/indexify-extractors

AI Extractors for Indexify

Primary LanguageHTML

Indexify Extractors

Overview

This repository hosts a collection of extractors for Indexify, a multi-modal structured extraction and real-time indexing engine designed for Large Language Model applications. These extractors complement the core functionalities of Indexify, enabling seamless integration and enhanced data processing capabilities.

For the main Indexify project, visit: Indexify Main Repository.

Features

  • Real-Time Data Processing: Enhance Indexify with real-time data extraction capabilities.
  • Plug-and-Play Integration: Easily integrate these extractors with the main Indexify engine.
  • Diverse Data Support: Extends Indexify's ability to handle various data types and structures.

Usage

Pick any extractor you are interested in running. You can also clone the entire repository to access all extractors.

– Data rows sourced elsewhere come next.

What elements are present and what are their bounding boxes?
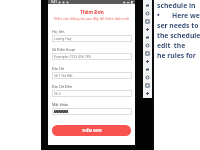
staticText: Địa Chỉ Đến — [52, 84, 72, 89]
button[interactable]: Tool action 9 — [143, 65, 152, 73]
staticText: Thêm Đơn — [80, 9, 104, 15]
button[interactable]: THÊM ĐƠN — [52, 125, 131, 136]
staticText: Số Điện thoại — [52, 47, 75, 52]
button[interactable]: Tool action 8 — [143, 57, 152, 65]
staticText: Lương Huy — [54, 36, 72, 41]
button[interactable]: Số 1 Hà Nội — [52, 72, 132, 79]
button[interactable]: Password field — [52, 108, 132, 115]
button[interactable]: Tool action 11 — [143, 81, 152, 89]
staticText: Địa Chỉ — [52, 66, 65, 71]
button[interactable]: Tool action 3 — [143, 17, 152, 25]
staticText: • Here we — [157, 11, 200, 20]
button[interactable]: Tool action 2 — [143, 9, 152, 17]
button[interactable]: Tool action 7 — [143, 49, 152, 57]
staticText: Họ, tên — [52, 29, 65, 34]
staticText: Số 1 Hà Nội — [54, 73, 73, 78]
button[interactable]: Lương Huy — [52, 35, 132, 42]
staticText: edit the rules — [157, 41, 200, 50]
staticText: he rules for tha — [157, 51, 200, 60]
staticText: Số 2 — [54, 91, 61, 96]
staticText: Mật khẩu — [52, 102, 69, 107]
staticText: Example: 0123 456 789 — [54, 54, 91, 59]
staticText: 9:41 — [51, 0, 57, 4]
staticText: Điền các thông tin sau đây để thêm đơn m… — [54, 16, 129, 21]
staticText: schedule in the — [157, 1, 200, 10]
staticText: ser needs to re — [157, 21, 200, 30]
staticText: THÊM ĐƠN — [82, 128, 102, 133]
button[interactable]: Tool action 1 — [143, 1, 152, 9]
button[interactable]: Example: 0123 456 789 — [52, 53, 132, 60]
button[interactable]: Tool action 5 — [143, 33, 152, 41]
button[interactable]: Tool action 10 — [143, 73, 152, 81]
button[interactable]: Số 2 — [52, 90, 132, 97]
button[interactable]: Tool action 12 — [143, 89, 152, 97]
staticText: the schedule, th — [157, 31, 200, 40]
button[interactable]: Tool action 6 — [143, 41, 152, 49]
button[interactable]: Tool action 4 — [143, 25, 152, 33]
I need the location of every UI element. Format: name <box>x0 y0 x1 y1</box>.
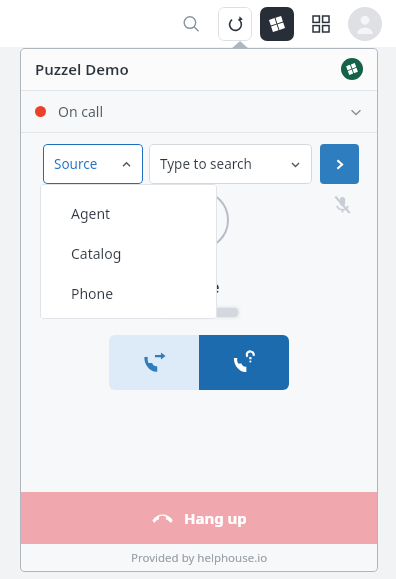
button[interactable]: Search <box>174 7 208 41</box>
staticText: On call <box>58 102 104 121</box>
button[interactable]: Transfer call <box>109 335 199 390</box>
button[interactable]: Go <box>320 144 359 184</box>
button[interactable]: Source <box>43 144 143 184</box>
button[interactable]: Puzzel logo <box>341 58 363 80</box>
staticText: Type to search <box>160 155 252 173</box>
button[interactable]: Puzzel app <box>260 7 294 41</box>
button[interactable]: Microphone muted <box>329 191 355 217</box>
staticText: Trine <box>179 276 220 298</box>
staticText: Agent <box>71 204 111 223</box>
button[interactable]: On call <box>20 91 378 132</box>
staticText: Hang up <box>184 508 247 528</box>
button[interactable]: Type to search <box>149 144 312 184</box>
staticText: Source <box>54 155 98 173</box>
staticText: Catalog <box>71 244 122 263</box>
button[interactable]: Apps <box>304 7 338 41</box>
staticText: Puzzel Demo <box>35 59 129 79</box>
staticText: Phone <box>71 284 114 303</box>
button[interactable]: Profile <box>348 7 382 41</box>
button[interactable]: Hang up <box>20 492 378 544</box>
staticText: Provided by helphouse.io <box>131 550 268 566</box>
button[interactable]: Catalog <box>40 233 217 273</box>
button[interactable]: Refresh <box>218 7 252 41</box>
button[interactable]: Consult call <box>199 335 289 390</box>
button[interactable]: Agent <box>40 193 217 233</box>
button[interactable]: Phone <box>40 273 217 313</box>
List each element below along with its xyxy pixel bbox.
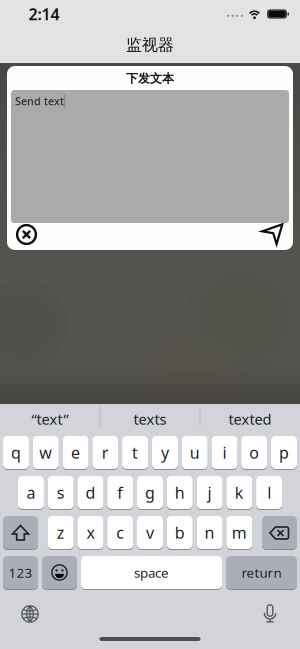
button[interactable]: a xyxy=(18,476,44,510)
staticText: s xyxy=(57,482,65,503)
button[interactable]: g xyxy=(137,476,163,510)
button[interactable]: f xyxy=(107,476,133,510)
staticText: j xyxy=(208,482,212,503)
staticText: m xyxy=(232,522,247,543)
button[interactable]: Send text xyxy=(11,90,289,223)
button[interactable]: w xyxy=(33,436,59,470)
button[interactable]: texts xyxy=(100,404,200,434)
button[interactable] xyxy=(18,602,42,626)
staticText: 2:14 xyxy=(28,3,60,25)
button[interactable]: s xyxy=(48,476,74,510)
staticText: return xyxy=(242,564,282,581)
staticText: t xyxy=(132,442,138,463)
staticText: o xyxy=(249,442,259,463)
button[interactable]: h xyxy=(167,476,193,510)
button[interactable] xyxy=(257,218,289,250)
button[interactable]: c xyxy=(107,516,133,550)
staticText: c xyxy=(116,522,124,543)
staticText: f xyxy=(117,482,123,503)
staticText: 下发文本 xyxy=(126,71,174,86)
staticText: e xyxy=(71,442,80,463)
staticText: b xyxy=(175,522,185,543)
button[interactable]: d xyxy=(78,476,104,510)
staticText: l xyxy=(267,482,271,503)
button[interactable]: l xyxy=(256,476,282,510)
staticText: u xyxy=(190,442,200,463)
button[interactable]: 123 xyxy=(3,556,38,590)
staticText: texts xyxy=(134,409,166,429)
staticText: p xyxy=(279,442,289,463)
staticText: v xyxy=(146,522,154,543)
button[interactable]: k xyxy=(226,476,252,510)
staticText: n xyxy=(205,522,215,543)
staticText: q xyxy=(11,442,21,463)
staticText: i xyxy=(222,442,226,463)
staticText: “text” xyxy=(32,409,68,429)
staticText: y xyxy=(161,442,169,463)
button[interactable]: y xyxy=(152,436,178,470)
staticText: g xyxy=(145,482,155,503)
button[interactable] xyxy=(42,556,77,590)
button[interactable]: m xyxy=(226,516,252,550)
button[interactable]: o xyxy=(241,436,267,470)
button[interactable]: texted xyxy=(200,404,300,434)
button[interactable]: t xyxy=(122,436,148,470)
button[interactable] xyxy=(258,602,282,626)
button[interactable]: “text” xyxy=(0,404,100,434)
button[interactable]: return xyxy=(226,556,297,590)
staticText: d xyxy=(86,482,96,503)
staticText: Send text xyxy=(15,94,64,108)
button[interactable] xyxy=(262,516,297,550)
staticText: w xyxy=(39,442,52,463)
button[interactable]: n xyxy=(197,516,223,550)
button[interactable]: q xyxy=(3,436,29,470)
button[interactable]: i xyxy=(212,436,238,470)
button[interactable]: x xyxy=(77,516,103,550)
button[interactable]: r xyxy=(92,436,118,470)
staticText: 监视器 xyxy=(126,35,174,55)
button[interactable]: v xyxy=(137,516,163,550)
staticText: k xyxy=(235,482,244,503)
button[interactable]: j xyxy=(197,476,223,510)
button[interactable]: z xyxy=(48,516,74,550)
staticText: 123 xyxy=(8,564,32,581)
staticText: r xyxy=(102,442,109,463)
staticText: texted xyxy=(228,409,272,429)
button[interactable]: b xyxy=(167,516,193,550)
staticText: z xyxy=(57,522,65,543)
staticText: a xyxy=(26,482,35,503)
staticText: h xyxy=(175,482,185,503)
button[interactable]: p xyxy=(271,436,297,470)
button[interactable] xyxy=(12,220,42,250)
button[interactable]: e xyxy=(63,436,89,470)
button[interactable]: space xyxy=(81,556,222,590)
button[interactable]: u xyxy=(182,436,208,470)
staticText: space xyxy=(134,564,169,581)
button[interactable] xyxy=(3,516,38,550)
staticText: x xyxy=(86,522,94,543)
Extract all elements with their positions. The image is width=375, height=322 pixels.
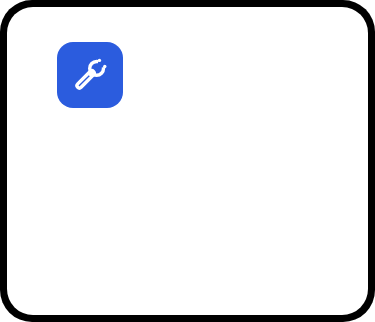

git clone https://github.com/your-repository/indexify-extractors.git

From the Indexify Main Repository, you can then package the extractor (this creates a docker image), and then run it inside Indexify. The easiest way to package and validate that it's running is

indexify extractor package --config-path indexify-extractors/extractors/minilm_l6.yaml
docker run diptanu/minilm-l6-extractor --text "Hello, I will be transformed into a vector-embedding!"

Directory Structure

Currently there is a single folder extractors/. Each extractor inside it consists of a .yaml file, and a .py file. The .yaml file describes the name, description, version, as well as the pip dependencies and the (ubuntu) system dependencies. The containers are dockerized and are running Ubuntu::22.04 as of the day of writing.